China seems to have created a smoother integration into the world economy than Russia. I have often thought that this is because when China opened up in 1979, there were still people in living memory who ran real businesses prior to the revolution in 1949. There was also a cohort of Chinese entrepreneurs around the world in outposts like the US, Taiwan, and Hong Kong, who grew those businesses in an environment where the rule of law was already in place. And some of them came back to China.
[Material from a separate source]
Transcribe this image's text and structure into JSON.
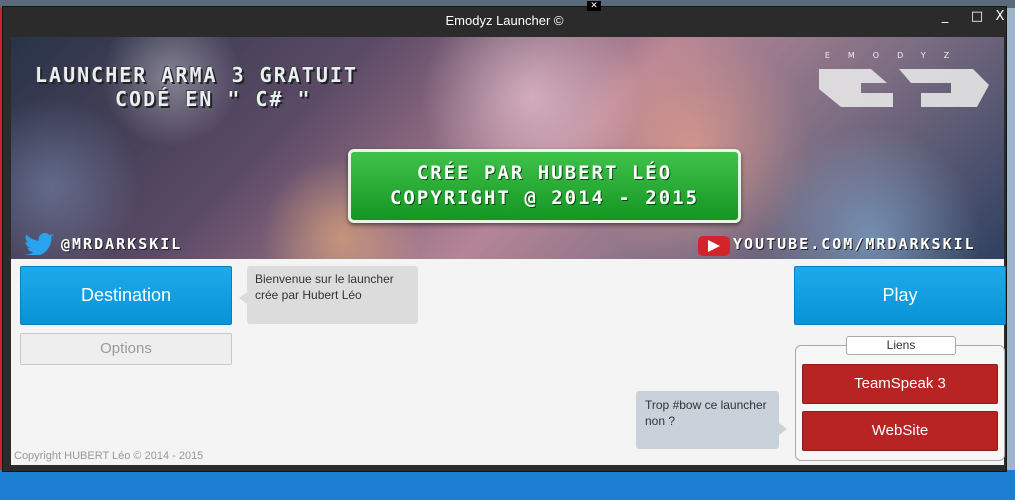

Russia‘s revolution took place in 1917. Commercial institutional memory had been erased by the time Boris Yeltsin came into power. Moreover, Russia had no Taiwan; its territories had all been under Soviet, and hence Communist rule. Both countries are still experiencing the ravages of corruption, which is most helpfully understood as developmental issue, rather than a moral concept. Both China and Russia will continue to experience turbulence as these issues work themselves out. But after reading Fragile Empire, I am convinced that Vladimir Putin could be on shaky ground as a politician. If that is the case, we should work with him as a diplomat, while we can, to resolve any issues we can in the Middle East. It would be truly ironic if Putin were the man who leads us to reconciliation with Iran. It could be his most enduring global legacy. Let’s see if we can sneak in North Korea while we are at it.